To the left stood the Torre Agbar, in all its contentious conflagrations. In the middle the W Hotel, punctuating the horizon, definitively marking the end of the beach. A little inland, the reasurringly blue rays beamed over MNAC, the Magic Fountain dancing and prancing in symmetrical synchronicity, commanding attention, the prettiest belle of the ville.
I thought of James Joyce and his epiphanies.
Half an hour later, I found myself, not for the first time in the last two and a half years, the only non-Catalan-speaking person in the room. The guide seemed a kind, friendly little man, who clearly knew his stuff. He quickly clocked the look of dismay/incomprehension/boredom on my face as he launched into his welcome speech to the audience, which I was surprised to see on a Saturday night were mostly made up of parents and young kids.
“I’m just going to switch into Spanish”, he smiled at everyone, much to my gratitude.
Owned by the Royal Academy of Sciences and Arts of Barcelona, the southward-facing Observatory has an illustrious history. It’s the fourth-oldest observatory in the world that’s still going strong, and the building itself is the brainchild of reluctantly Modernista architect Josep Domenech i Estapà (the same designer behind the likes of CosmoCaixa and the city’s Law Courts).
The Observatory’s scientists began keeping records in 1914, and our guide takes pains to point out that not one day of data over the last 99 years – on the local weather, regional seismic activity and celestial shenanigans – has gone unrecorded. (He also mentions that this October has been the warmest since records began, confirming my deeply-held Scottish suspicions.)
Poignantly, this uninterrupted track record comes despite the devastation of the city during the Spanish Civil War. The Observatory then became a makeshift refugee camp for some members of the Royal Academy of Sciences and Arts, and the systematic bombing of Barcelona from its viewing deck must have been a terrible sight to behold.
The dame in the dome – the Fabra Telescope
Holding court in the Observatory’s cupula, the telescope itself is a grand old dame. One of the largest and oldest telescopes in Europe, it loomed large in front of us as we climbed the narrow access ladder, momentarily silencing the overweening Spanish children.
Each person got to take their turn, for about 20 seconds, to eye up the in-focus planets.

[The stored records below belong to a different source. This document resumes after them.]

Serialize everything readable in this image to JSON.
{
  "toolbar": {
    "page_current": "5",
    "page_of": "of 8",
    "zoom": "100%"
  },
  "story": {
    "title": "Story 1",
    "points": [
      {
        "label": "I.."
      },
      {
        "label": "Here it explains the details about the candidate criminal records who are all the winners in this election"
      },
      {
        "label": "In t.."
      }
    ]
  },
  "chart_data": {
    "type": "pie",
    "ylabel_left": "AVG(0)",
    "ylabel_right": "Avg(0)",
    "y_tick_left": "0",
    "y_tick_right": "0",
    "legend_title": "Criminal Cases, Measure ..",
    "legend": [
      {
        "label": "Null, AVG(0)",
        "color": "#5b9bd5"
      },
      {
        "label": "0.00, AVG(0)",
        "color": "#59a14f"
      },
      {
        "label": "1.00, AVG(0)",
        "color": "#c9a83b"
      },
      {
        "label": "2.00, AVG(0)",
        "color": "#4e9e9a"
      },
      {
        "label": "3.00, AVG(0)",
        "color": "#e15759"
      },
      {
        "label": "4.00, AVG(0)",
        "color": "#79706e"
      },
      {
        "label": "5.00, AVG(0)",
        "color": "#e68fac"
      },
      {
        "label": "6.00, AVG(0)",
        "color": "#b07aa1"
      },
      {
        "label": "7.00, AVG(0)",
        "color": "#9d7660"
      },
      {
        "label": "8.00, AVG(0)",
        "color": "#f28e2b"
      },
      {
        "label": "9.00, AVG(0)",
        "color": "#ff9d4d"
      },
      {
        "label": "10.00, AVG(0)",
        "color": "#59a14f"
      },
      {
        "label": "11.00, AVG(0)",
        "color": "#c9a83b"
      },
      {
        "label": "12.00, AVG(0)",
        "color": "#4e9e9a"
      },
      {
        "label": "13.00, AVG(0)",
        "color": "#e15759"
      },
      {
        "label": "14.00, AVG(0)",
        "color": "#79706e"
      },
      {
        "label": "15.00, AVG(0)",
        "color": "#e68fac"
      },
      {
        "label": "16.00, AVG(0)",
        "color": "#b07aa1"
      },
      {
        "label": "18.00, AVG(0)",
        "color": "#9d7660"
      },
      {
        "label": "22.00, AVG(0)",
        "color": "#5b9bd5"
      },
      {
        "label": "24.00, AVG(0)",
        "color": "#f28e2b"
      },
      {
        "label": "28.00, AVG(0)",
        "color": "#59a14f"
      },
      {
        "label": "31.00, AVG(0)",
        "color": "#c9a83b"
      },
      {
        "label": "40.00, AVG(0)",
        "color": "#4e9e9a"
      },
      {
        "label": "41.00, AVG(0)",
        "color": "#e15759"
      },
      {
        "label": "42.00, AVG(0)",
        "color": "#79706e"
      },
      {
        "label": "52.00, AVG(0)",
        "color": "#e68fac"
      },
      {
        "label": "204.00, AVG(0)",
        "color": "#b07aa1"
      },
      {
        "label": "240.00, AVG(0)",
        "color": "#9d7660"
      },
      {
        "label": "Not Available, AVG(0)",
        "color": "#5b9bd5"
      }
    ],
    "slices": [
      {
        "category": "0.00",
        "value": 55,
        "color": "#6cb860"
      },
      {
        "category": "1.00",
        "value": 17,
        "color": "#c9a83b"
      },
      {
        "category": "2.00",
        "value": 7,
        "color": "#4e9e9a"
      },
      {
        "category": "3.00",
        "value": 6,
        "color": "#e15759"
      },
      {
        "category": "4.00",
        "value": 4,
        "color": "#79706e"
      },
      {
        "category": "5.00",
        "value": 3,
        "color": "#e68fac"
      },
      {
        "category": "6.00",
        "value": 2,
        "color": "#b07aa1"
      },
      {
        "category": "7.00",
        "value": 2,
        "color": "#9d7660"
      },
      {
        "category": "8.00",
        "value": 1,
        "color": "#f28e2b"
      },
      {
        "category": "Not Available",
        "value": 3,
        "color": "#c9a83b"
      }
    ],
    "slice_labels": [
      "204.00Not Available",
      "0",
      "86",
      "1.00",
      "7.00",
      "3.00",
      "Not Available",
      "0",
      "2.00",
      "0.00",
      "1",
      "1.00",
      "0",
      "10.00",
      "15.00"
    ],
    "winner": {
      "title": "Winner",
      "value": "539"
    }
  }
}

On clear nights, our guide explains, they zoom in on the moon, but on overcast evenings the planets provide a more satisfying voyeuristic experience.
Did the earth move for you?
I have to admit, what I saw through the lens wasn’t earth-shattering.
It could best be described as a nebulous white blob.
Later on, the young Spanish mother who I’d met in the museum and who had very kindly offered me a lift back down the mountain confessed to a similar sense of bemusement.
“What did you see?” she quizzed me as her husband took the Tibidabo bends expertly. “A white blob?” I ventured, and the three of us laughed in relief.
The Observatory is open to the public on Sundays from 11am to 12.30pm, and you’re fine to just show up without booking ahead (note that it’s closed all throughout August, though).
For night-time visits (and let’s face it, that’s what it comes into its own), you’ll pay a bargain 10€ entry fee for a welcome speech (in Spanish), followed by on-eyeball planet action through the telescope, and a stroll around the panoramic outdoor walkway.
Feel like splashing out? Or just hungry? From June till September each year the Observatory offers ‘Sopars amb estrelles’ (‘dinner under the stars’), where you get to dine in what must be one of the most privileged places in Barcelona. It’s not cheap (and I can’t vouch for the food), but having seen the look-out point/terrace where the supper takes place, I bet you’re in for a treat. Book ahead.
Whenever you go, bear in mind that Tibidabo tends to get a little on the frigid side (relatively speaking – I’m from Glasgow), and you’d be as well to bring a cardigan or light jacket for when that wind really starts to nip.